Entanglement in the Quantum Volunteer's Dilemma

A well-known model in game theory, the Volunteer's Dilemma describes a group of $n$ players who decide whether to volunteer for a collective benefit at a personal cost, or to abstain and risk forfeiting the benefit altogether. A quantum version of this dilemma, developed within the Eisert-Wilkens-Lewenstein framework, allows each player to manipulate one qubit of a shared entangled state, leading to symmetric Nash equilibria with higher expected payoffs than in the classical game. Existing analyses, however, assume maximal entanglement.
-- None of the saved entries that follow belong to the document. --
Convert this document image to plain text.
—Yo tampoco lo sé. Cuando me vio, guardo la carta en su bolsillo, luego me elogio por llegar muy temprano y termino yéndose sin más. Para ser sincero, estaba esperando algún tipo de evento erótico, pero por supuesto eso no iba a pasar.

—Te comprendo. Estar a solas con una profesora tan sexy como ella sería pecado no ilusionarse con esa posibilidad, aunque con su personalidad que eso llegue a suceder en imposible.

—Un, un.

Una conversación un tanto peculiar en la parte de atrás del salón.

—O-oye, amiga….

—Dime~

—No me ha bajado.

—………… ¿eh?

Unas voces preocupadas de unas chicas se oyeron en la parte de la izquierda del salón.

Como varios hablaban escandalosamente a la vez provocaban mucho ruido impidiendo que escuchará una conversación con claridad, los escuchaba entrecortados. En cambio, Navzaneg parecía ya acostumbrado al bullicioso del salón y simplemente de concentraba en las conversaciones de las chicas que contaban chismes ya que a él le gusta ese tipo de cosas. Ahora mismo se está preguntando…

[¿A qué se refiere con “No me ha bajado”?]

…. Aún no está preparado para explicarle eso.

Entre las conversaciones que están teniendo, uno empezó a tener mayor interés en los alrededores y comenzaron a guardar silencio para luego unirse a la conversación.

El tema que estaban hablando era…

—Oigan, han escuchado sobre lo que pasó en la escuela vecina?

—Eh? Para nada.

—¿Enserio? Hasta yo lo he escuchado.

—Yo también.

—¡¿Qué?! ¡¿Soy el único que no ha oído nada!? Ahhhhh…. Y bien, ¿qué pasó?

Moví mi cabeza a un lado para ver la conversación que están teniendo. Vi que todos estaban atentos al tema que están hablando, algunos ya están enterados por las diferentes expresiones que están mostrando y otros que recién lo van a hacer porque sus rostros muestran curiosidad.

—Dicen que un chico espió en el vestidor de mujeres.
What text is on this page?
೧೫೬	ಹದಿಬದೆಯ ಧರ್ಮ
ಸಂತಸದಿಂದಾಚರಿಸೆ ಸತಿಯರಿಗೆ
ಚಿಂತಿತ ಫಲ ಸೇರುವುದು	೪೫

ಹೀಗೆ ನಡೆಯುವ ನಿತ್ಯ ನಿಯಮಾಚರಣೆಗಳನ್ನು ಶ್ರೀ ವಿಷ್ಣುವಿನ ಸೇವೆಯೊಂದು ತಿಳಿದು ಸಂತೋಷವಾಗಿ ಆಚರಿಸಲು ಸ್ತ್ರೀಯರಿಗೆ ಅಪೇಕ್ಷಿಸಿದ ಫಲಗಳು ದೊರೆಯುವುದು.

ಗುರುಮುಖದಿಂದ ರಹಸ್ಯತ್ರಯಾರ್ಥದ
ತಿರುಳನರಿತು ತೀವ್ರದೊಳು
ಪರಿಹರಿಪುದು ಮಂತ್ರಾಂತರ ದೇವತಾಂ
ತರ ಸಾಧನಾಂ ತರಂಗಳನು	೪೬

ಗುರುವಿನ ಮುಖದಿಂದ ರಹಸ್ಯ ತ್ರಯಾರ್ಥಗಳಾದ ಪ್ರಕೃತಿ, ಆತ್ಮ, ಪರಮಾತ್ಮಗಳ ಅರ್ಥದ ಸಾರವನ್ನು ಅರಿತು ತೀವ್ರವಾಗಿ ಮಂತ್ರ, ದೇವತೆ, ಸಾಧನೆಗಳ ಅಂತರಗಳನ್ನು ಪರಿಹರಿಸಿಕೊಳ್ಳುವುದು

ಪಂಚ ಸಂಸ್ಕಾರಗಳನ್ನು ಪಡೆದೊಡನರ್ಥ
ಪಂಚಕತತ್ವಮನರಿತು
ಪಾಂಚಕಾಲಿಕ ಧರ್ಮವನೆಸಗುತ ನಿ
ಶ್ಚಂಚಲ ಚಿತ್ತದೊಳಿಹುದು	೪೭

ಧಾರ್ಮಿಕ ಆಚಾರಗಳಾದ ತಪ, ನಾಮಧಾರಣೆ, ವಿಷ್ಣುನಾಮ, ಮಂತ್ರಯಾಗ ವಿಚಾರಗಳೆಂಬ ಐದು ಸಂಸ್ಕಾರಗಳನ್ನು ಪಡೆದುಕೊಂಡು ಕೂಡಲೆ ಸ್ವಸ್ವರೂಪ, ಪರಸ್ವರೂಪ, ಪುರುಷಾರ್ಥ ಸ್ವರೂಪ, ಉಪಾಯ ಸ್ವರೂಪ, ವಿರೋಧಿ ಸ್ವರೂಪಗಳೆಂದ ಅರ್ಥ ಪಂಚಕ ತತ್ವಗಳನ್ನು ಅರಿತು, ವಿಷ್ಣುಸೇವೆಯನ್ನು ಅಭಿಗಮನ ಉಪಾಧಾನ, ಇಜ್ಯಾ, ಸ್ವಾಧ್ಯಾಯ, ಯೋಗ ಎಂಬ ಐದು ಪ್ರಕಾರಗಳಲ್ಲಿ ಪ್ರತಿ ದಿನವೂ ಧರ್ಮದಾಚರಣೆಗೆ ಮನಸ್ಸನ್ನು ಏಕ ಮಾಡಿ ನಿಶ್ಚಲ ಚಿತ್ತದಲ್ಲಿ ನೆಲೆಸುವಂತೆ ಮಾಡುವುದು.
Within the same framework, we introduce a generalized Quantum Volunteer's Dilemma with a tunable entanglement parameter $\gamma$ and study the extent to which equilibrium behavior depends on the level of entanglement. We derive explicit conditions relating $\gamma$, the number of players, and the players' strategies under which symmetric Nash equilibria exist, focusing on two canonical strategy profiles: one for $2\leq n\leq 9$, and one for even $n$. We find that maximal entanglement is not required to sustain symmetric equilibria. Instead, equilibrium behavior persists above a threshold value, which we compute analytically in both cases. We also demonstrate that the threshold value directly depends on system size. This characterization is directly relevant for implementations on resource-constrained quantum devices, where entanglement is inherently limited.